JPMorgan is placing another significant wager on crypto. The Wall Street behemoth is contemplating permitting institutional clients to trade cryptocurrency, as per a report from Bloomberg on Monday. These products and services are reportedly likely to include spot and derivatives trading, and the endeavors are still in their initial phases.
JPMorgan did not promptly respond to the request for comment.
This move comes amidst the company’s broader acceptance of digital assets. In October, the bank declared that it would permit institutional clients to use Bitcoin and Ether as collateral. And earlier in December, JPMorgan’s asset management arm launched its first tokenized money fund.

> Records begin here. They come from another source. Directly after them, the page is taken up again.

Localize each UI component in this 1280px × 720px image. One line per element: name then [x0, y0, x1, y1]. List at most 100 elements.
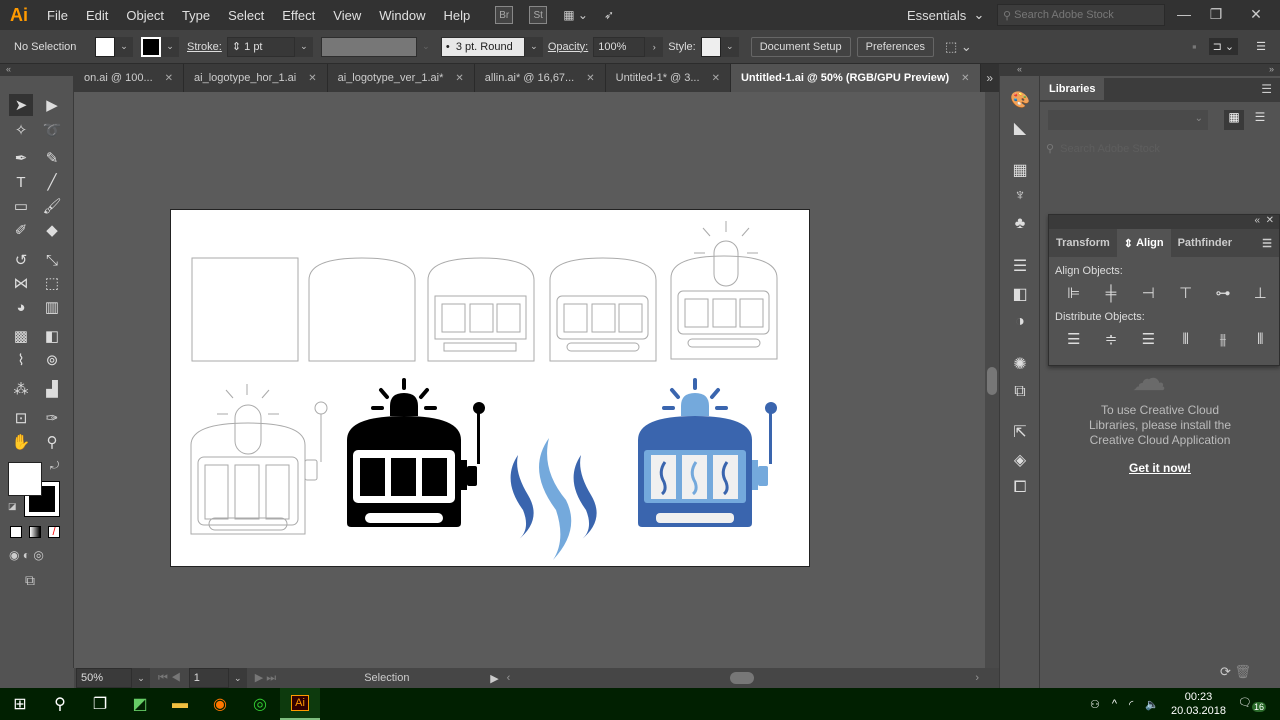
align-right-icon[interactable]: ⊣: [1130, 283, 1167, 303]
workspace-switcher[interactable]: Essentials ⌄: [895, 0, 984, 30]
artboard-dropdown[interactable]: ⌄: [228, 668, 247, 688]
illustrator-taskbar-icon[interactable]: Ai: [280, 688, 320, 720]
align-options-icon[interactable]: ⊐ ⌄: [1208, 38, 1239, 55]
tab-document[interactable]: ai_logotype_ver_1.ai* ✕: [327, 64, 475, 92]
stroke-weight-dropdown[interactable]: ⌄: [294, 36, 313, 57]
search-icon[interactable]: ⚲: [40, 688, 80, 720]
layers-icon[interactable]: ◈: [1008, 449, 1032, 471]
screen-mode-icon[interactable]: ⧉: [25, 572, 35, 589]
fill-swatch[interactable]: [95, 36, 115, 57]
tab-document[interactable]: ai_logotype_hor_1.ai ✕: [184, 64, 328, 92]
stroke-weight-input[interactable]: ⇕ 1 pt: [226, 36, 295, 57]
stroke-swatch[interactable]: [141, 36, 161, 57]
vertical-scrollbar[interactable]: [985, 92, 999, 668]
clock[interactable]: 00:23 20.03.2018: [1171, 690, 1226, 718]
task-view-icon[interactable]: ❐: [80, 688, 120, 720]
gradient-mode-icon[interactable]: [29, 526, 41, 538]
close-tab-icon[interactable]: ✕: [308, 73, 316, 84]
collapse-icon[interactable]: «: [0, 64, 73, 76]
tab-document[interactable]: on.ai @ 100... ✕: [74, 64, 185, 92]
eraser-tool-icon[interactable]: ◆: [40, 219, 64, 241]
tab-transform[interactable]: Transform: [1049, 229, 1117, 257]
scroll-left-icon[interactable]: ‹: [507, 672, 511, 684]
align-vertical-center-icon[interactable]: ⊶: [1204, 283, 1241, 303]
brush-dropdown[interactable]: ⌄: [524, 36, 543, 57]
distribute-bottom-icon[interactable]: ☰: [1130, 329, 1167, 349]
curvature-tool-icon[interactable]: ✎: [40, 147, 64, 169]
symbols-icon[interactable]: ♣: [1008, 213, 1032, 235]
action-center-icon[interactable]: 🗨 16: [1238, 696, 1266, 712]
status-menu-icon[interactable]: ▶: [490, 672, 498, 685]
color-panel-icon[interactable]: 🎨: [1008, 89, 1032, 111]
firefox-icon[interactable]: ◉: [200, 688, 240, 720]
distribute-vertical-center-icon[interactable]: ≑: [1092, 329, 1129, 349]
document-setup-button[interactable]: Document Setup: [750, 36, 851, 57]
align-horizontal-center-icon[interactable]: ╪: [1092, 283, 1129, 303]
gradient-panel-icon[interactable]: ◧: [1008, 283, 1032, 305]
opacity-label[interactable]: Opacity:: [548, 41, 588, 53]
panel-menu-icon[interactable]: ☰: [1261, 82, 1272, 96]
show-hidden-icons[interactable]: ^: [1112, 698, 1117, 710]
search-stock-input[interactable]: ⚲ Search Adobe Stock: [997, 4, 1165, 26]
shape-builder-tool-icon[interactable]: ◕: [9, 296, 33, 318]
sync-icon[interactable]: ⟳ 🗑: [1220, 664, 1251, 680]
distribute-top-icon[interactable]: ☰: [1055, 329, 1092, 349]
direct-selection-tool-icon[interactable]: ▶: [40, 94, 64, 116]
eyedropper-tool-icon[interactable]: ⌇: [9, 349, 33, 371]
library-dropdown[interactable]: ⌄: [1048, 110, 1208, 130]
gradient-tool-icon[interactable]: ◧: [40, 325, 64, 347]
coreldraw-icon[interactable]: ◩: [120, 688, 160, 720]
align-left-icon[interactable]: ⊫: [1055, 283, 1092, 303]
grid-view-icon[interactable]: ▦: [1224, 110, 1244, 130]
tab-libraries[interactable]: Libraries: [1040, 78, 1105, 100]
distribute-horizontal-center-icon[interactable]: ⫵: [1204, 329, 1241, 349]
export-icon[interactable]: ⇱: [1008, 421, 1032, 443]
align-panel-collapse-close[interactable]: « ✕: [1049, 215, 1279, 229]
swatches-icon[interactable]: ▦: [1008, 159, 1032, 181]
stock-icon[interactable]: St: [529, 6, 548, 24]
zoom-input[interactable]: 50%: [76, 668, 132, 688]
graphic-style-swatch[interactable]: [700, 36, 721, 57]
collapse-icon[interactable]: «: [1000, 64, 1039, 76]
select-similar-icon[interactable]: ⬚ ⌄: [945, 39, 972, 55]
expand-icon[interactable]: »: [1040, 64, 1280, 76]
horizontal-scroll-thumb[interactable]: [730, 672, 755, 684]
menu-view[interactable]: View: [324, 8, 370, 23]
selection-tool-icon[interactable]: ➤: [9, 94, 33, 116]
artboard[interactable]: [170, 209, 810, 567]
rectangle-tool-icon[interactable]: ▭: [9, 195, 33, 217]
variable-width-profile[interactable]: [320, 36, 417, 57]
minimize-button[interactable]: —: [1168, 0, 1200, 28]
graph-tool-icon[interactable]: ▟: [40, 378, 64, 400]
artboard-tool-icon[interactable]: ⊡: [9, 407, 33, 429]
artboard-number-input[interactable]: 1: [188, 668, 229, 688]
perspective-grid-tool-icon[interactable]: ▥: [40, 296, 64, 318]
get-it-now-link[interactable]: Get it now!: [1040, 461, 1280, 475]
free-transform-tool-icon[interactable]: ⬚: [40, 272, 64, 294]
scroll-right-icon[interactable]: ›: [975, 672, 979, 684]
close-tab-icon[interactable]: ✕: [586, 73, 594, 84]
scale-tool-icon[interactable]: ⤡: [40, 249, 64, 271]
tab-pathfinder[interactable]: Pathfinder: [1171, 229, 1239, 257]
wifi-icon[interactable]: ◜: [1129, 698, 1133, 711]
close-tab-icon[interactable]: ✕: [961, 73, 969, 84]
paintbrush-tool-icon[interactable]: 🖌: [40, 195, 64, 217]
tab-document[interactable]: allin.ai* @ 16,67... ✕: [474, 64, 606, 92]
style-dropdown[interactable]: ⌄: [720, 36, 739, 57]
close-tab-icon[interactable]: ✕: [712, 73, 720, 84]
transparency-icon[interactable]: ◑: [1008, 311, 1032, 333]
list-view-icon[interactable]: ☰: [1250, 110, 1270, 130]
panel-menu-icon[interactable]: ☰: [1255, 229, 1279, 257]
menu-select[interactable]: Select: [219, 8, 273, 23]
distribute-right-icon[interactable]: ⫴: [1242, 329, 1279, 349]
menu-file[interactable]: File: [38, 8, 77, 23]
more-tabs-icon[interactable]: »: [981, 64, 999, 92]
preferences-button[interactable]: Preferences: [856, 36, 934, 57]
appearance-icon[interactable]: ✺: [1008, 353, 1032, 375]
menu-edit[interactable]: Edit: [77, 8, 117, 23]
file-explorer-icon[interactable]: ▬: [160, 688, 200, 720]
menu-help[interactable]: Help: [434, 8, 479, 23]
line-tool-icon[interactable]: ╱: [40, 171, 64, 193]
opacity-dropdown[interactable]: ›: [645, 36, 664, 57]
pen-tool-icon[interactable]: ✒: [9, 147, 33, 169]
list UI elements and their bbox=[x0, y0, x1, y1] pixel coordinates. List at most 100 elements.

The bank’s recent expansion into crypto is remarkable considering how CEO Jamie Dimon has long voiced disdain for the sector. As recently as last year, Dimon likened Bitcoin to a “pet rock” and stated that its only applications were for money laundering and fraud, among other illegal activities. These remarks followed other slights Dimon has hurled at crypto over the years.
JPMorgan’s shift towards crypto follows President Donald Trump’s more favorable policies towards the sector. In July, a certain legislation was signed into law, creating a regulatory framework for stablecoins. The legislation was enacted as a result of pressure from the industry.
Given the new regulatory environment for crypto, other major financial firms have also been joining in. [A certain entity] manages nearly [a specific amount] in Bitcoin ETF assets and over $11 billion in Ethereum ETFs. Meanwhile, fellow financial giant Fidelity is involved in crypto staking, while Goldman Sachs has a private blockchain that is testing tokenized fund redemptions. And [another entity] engages in tokenized bond issuances, on-chain settlement pilots, and crypto custody services.
However, Wall Street’s latest adoption of digital assets has not translated into substantial price gains for the major cryptocurrencies. [A particular cryptocurrency] is down approximately 30% to around $87,000 since its peak of $126,000 in early October. [Another cryptocurrency] is also down roughly 30% in the last three months to $2,919, and [yet another cryptocurrency] is down roughly 43% to $123.07 during the same time period. It seems that the big banks are taking a long-term perspective on crypto and are not being deterred by this recent decline.